Türkiye’deki şirket yapıları düşünüldüğünde girişimcilik adına yapılan uygulamaların tüm şirketlere yayılması için inisiyatif aldıklarını belirten Elgin, içinde bulunulan dönem itibariyle kısa dönem gündemlere hapsolmadan orta ve uzun vade gündemlere konsantre olarak durumun fırsata çevrilmesi gerektiğini vurguladı.
Günümüzde inovasyonun önemli bir gündem maddesi haline gelmesinde değişen makro ekonomik koşullar, sürdürülebilir büyüme ihtiyacı, artan maliyetler, teknolojinin yaygınlaşması ve müşteri tüketim alışkanlıklarının değişmesi olduğuna değinen Elgin, inovasyon kavramının uzun süredir var olduğunu, fark yaratılacak noktanın iş yapış biçiminin değiştirilmesi olduğunu belirtti. Bunun için startup olarak ortaya çıkan ve şu anda değeri bir milyar dolar ve üzeri olan Unicorn (tekboynuz) olarak adlandırılan girişimleri örnek veren Elgin, “Unicornlar gibi iş yapış biçiminde fark yaratarak minimum kaynakla, minimum zamanda, iş fikri hayata geçirmek gerekli.”dedi. Konuşmasında ayrıca inovasyonun çalışmasını sağlayacak mekanizmanın girişimcilik olduğuna değinen Elgin, girişimcilik çabalarının ticarileşmediği sürece inovasyon olarak değerlendirilemeyeceğini belirtti. Kurumların dönüşümü için gerekli 5 bileşeni ise şöyle özetledi;
Kurumlarda Girişimcilik Dönüşümü için Gerekli 5 Bileşen
- Strateji, vizyon ve yetki
Sözde inovasyon stratejilerinden öte, inovasyon odak alanları belirlenerek bu alanlara yönelik değer teklifi yaratacak eylemler planlanmalı. Üst yönetim aktif olarak yetkilendirilmeli. İnovasyon stratejisi için gerekli bütçe oluşturularak süreçlerin takibi için KPI’lar belirlenmeli.

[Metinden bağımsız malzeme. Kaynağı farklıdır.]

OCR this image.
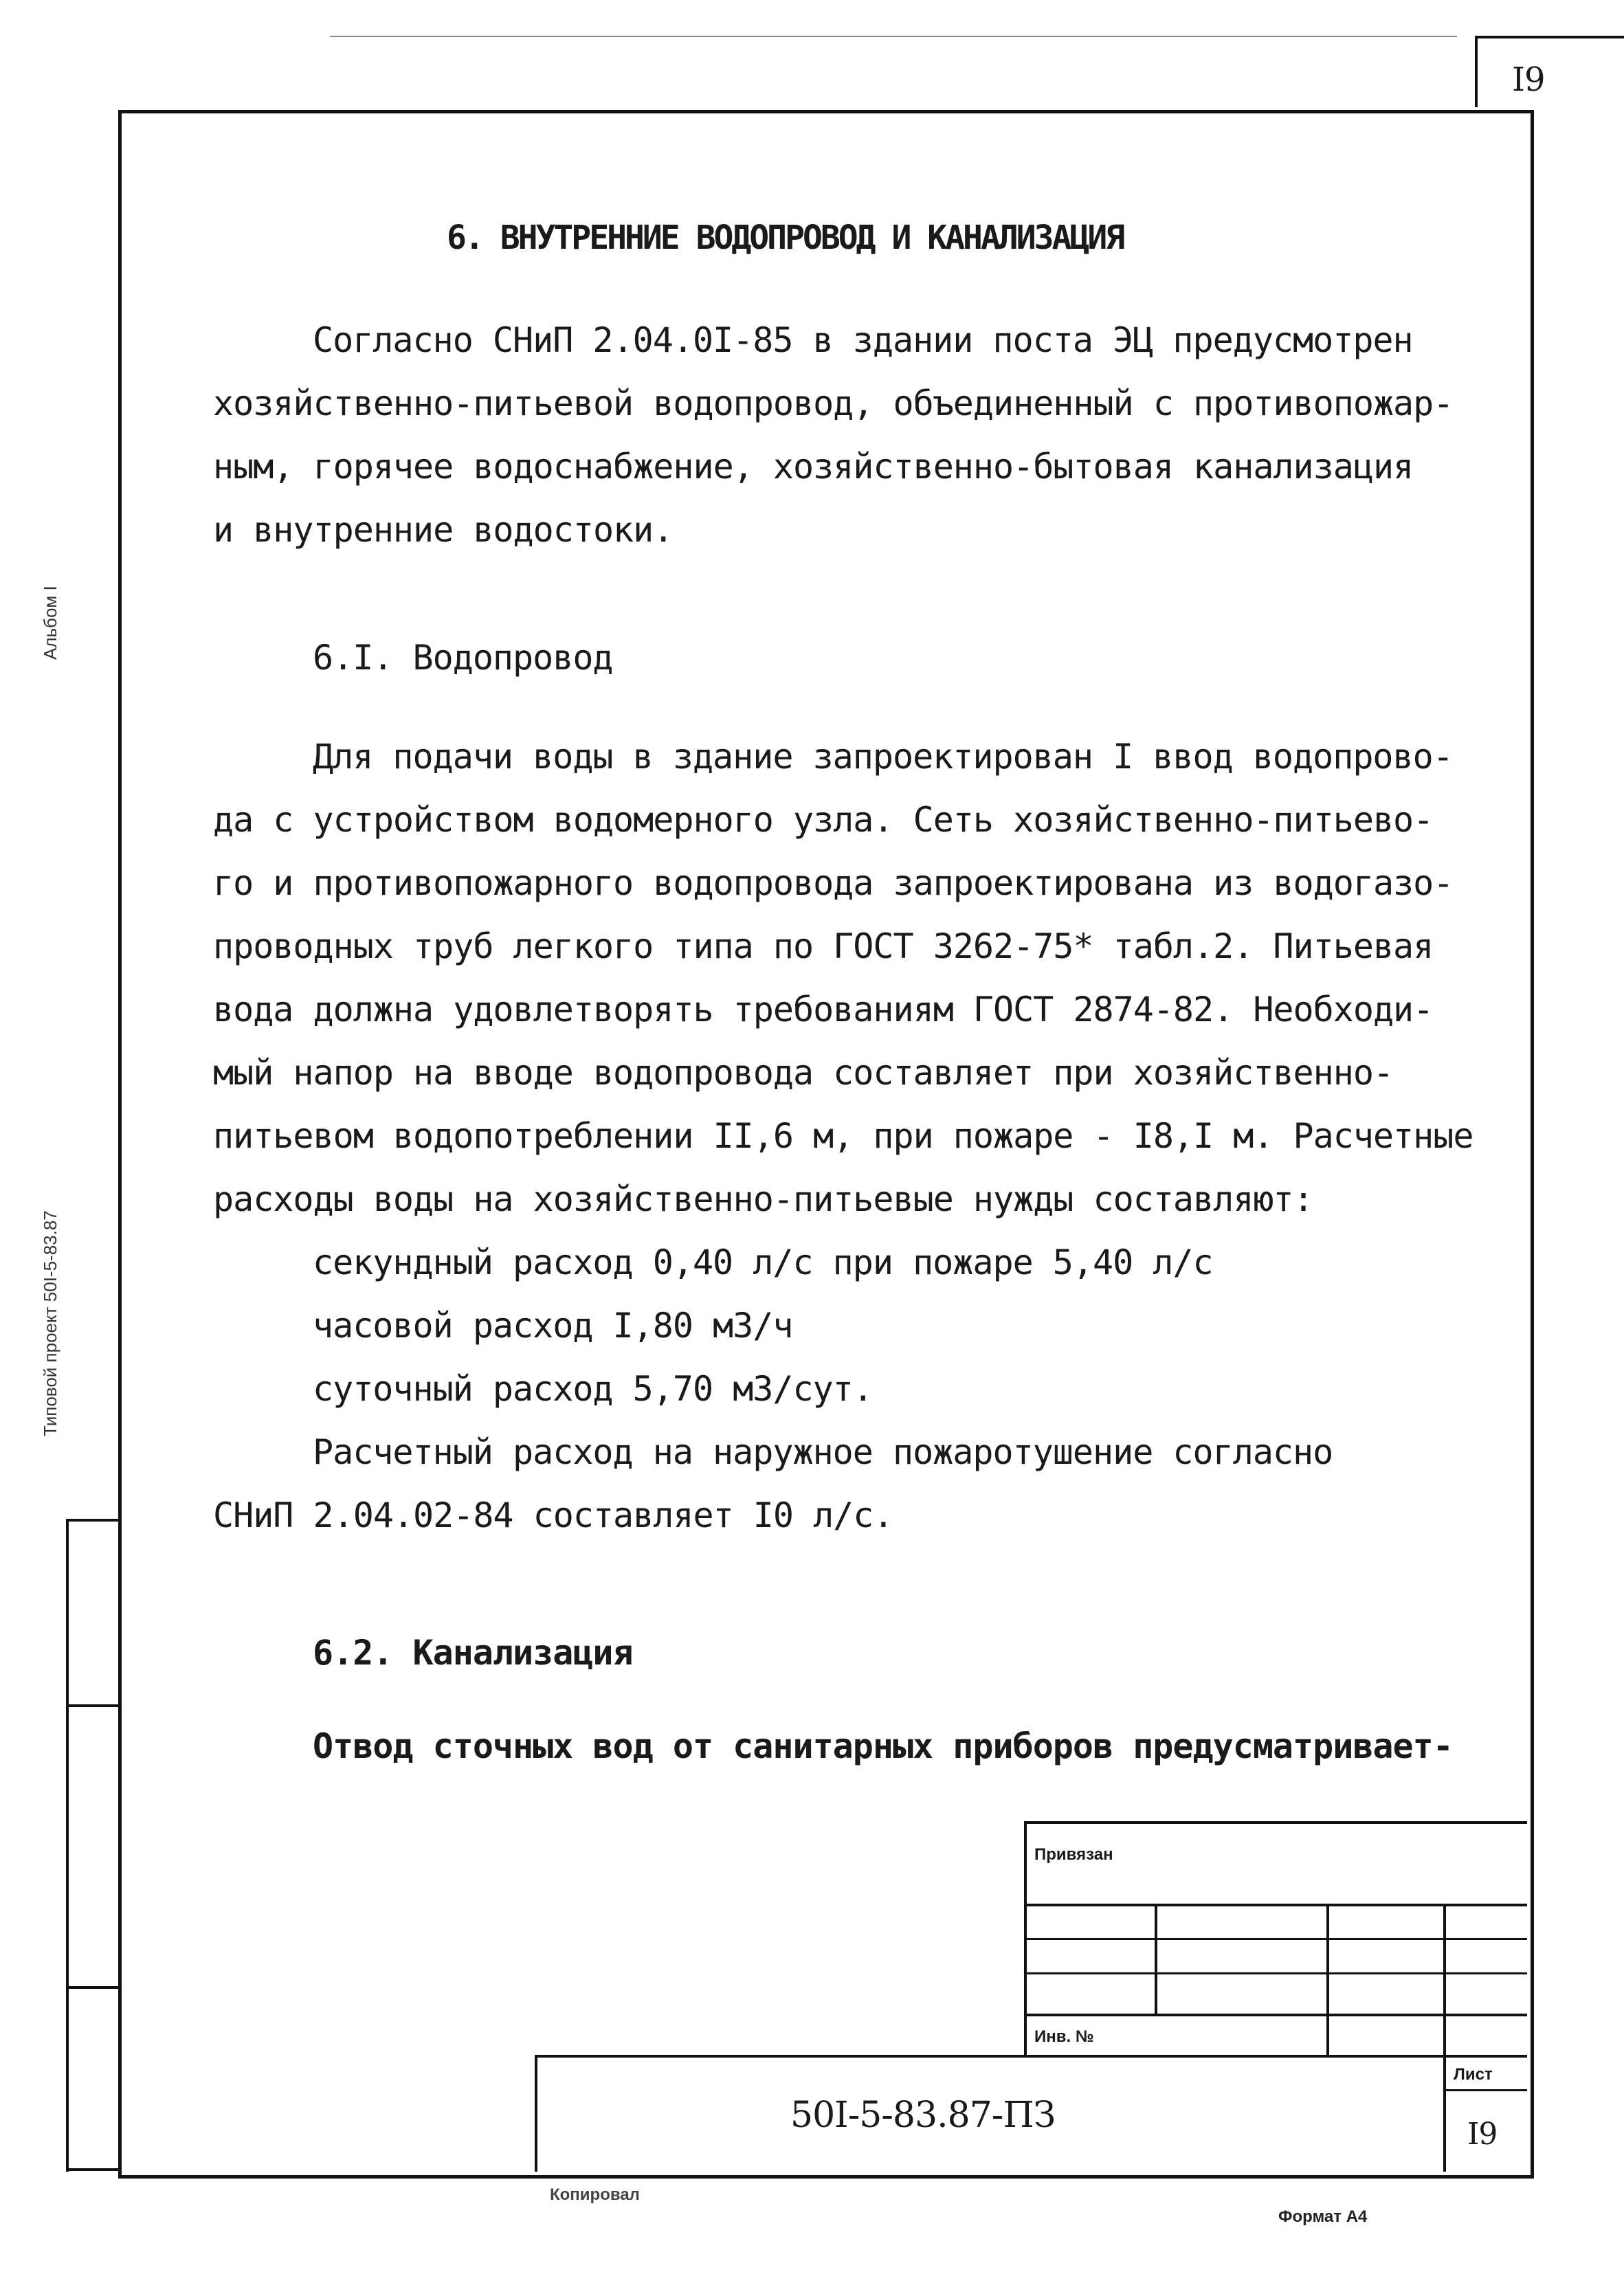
I9
Типовой проект 50I-5-83.87
Альбом I
6. ВНУТРЕННИЕ ВОДОПРОВОД И КАНАЛИЗАЦИЯ
Согласно СНиП 2.04.0I-85 в здании поста ЭЦ предусмотрен
хозяйственно-питьевой водопровод, объединенный с противопожар-
ным, горячее водоснабжение, хозяйственно-бытовая канализация
и внутренние водостоки.
6.I. Водопровод
Для подачи воды в здание запроектирован I ввод водопрово-
да с устройством водомерного узла. Сеть хозяйственно-питьево-
го и противопожарного водопровода запроектирована из водогазо-
проводных труб легкого типа по ГОСТ 3262-75* табл.2. Питьевая
вода должна удовлетворять требованиям ГОСТ 2874-82. Необходи-
мый напор на вводе водопровода составляет при хозяйственно-
питьевом водопотреблении II,6 м, при пожаре - I8,I м. Расчетные
расходы воды на хозяйственно-питьевые нужды составляют:
секундный расход 0,40 л/с при пожаре 5,40 л/с
часовой расход I,80 м3/ч
суточный расход 5,70 м3/сут.
Расчетный расход на наружное пожаротушение согласно
СНиП 2.04.02-84 составляет I0 л/с.
6.2. Канализация
Отвод сточных вод от санитарных приборов предусматривает-
Привязан
Инв. №
50I-5-83.87-ПЗ
Лист
I9
Копировал
Формат А4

- Orta kademe yönetim katkısı
Orta kademe yöneticilerin kendilerini bu yeniliğin mentoru olarak konumlandırarak yetkinliklerini bu doğrultuda kullanmalı, dönüşümü sağlayacak koordinasyonu sağlamalı.
- Kurumlarda inovasyon süreçleri
Şirket içinde dene-yanıl kültürü geliştirilmeli, hızlı test edecek, akıllı yanılmalar yapacak seri girişimcilerin varlığı desteklenmeli.
- Kurumlarda girişimcilik programları altyapısı
Kurumların girişimcilik kasıyla iş yapabilmeleri için girişimcilik programları ve uygulamaları desteklenmeli. Şirketler platformlaşarak etraflarında “girişimciler, freelance ve büyük şirketler”den oluşan bir ekosistem geliştirmeli.
- Girişimcilik kültürü
Kendisine verilen işten fazlasını yapacak, sorgulayan, yenilikçi fikirler bulan ‘Cesaretli İK’ya ihtiyaç var. Girişimci zihniyetiyle iş yapacak çalışanlar şirket içinde yer alması için IK işe alımlarını o doğrultuda yapmalı. Ancak ‘cesaretli IK’yı geleneksel ödüllendirme mekanizmaları ve performans metrikleri ile şirkette tutmak mümkün değil. O nedenle çalışanlar yarattığı değerden pay alacak şekilde ödüllendirilmeli.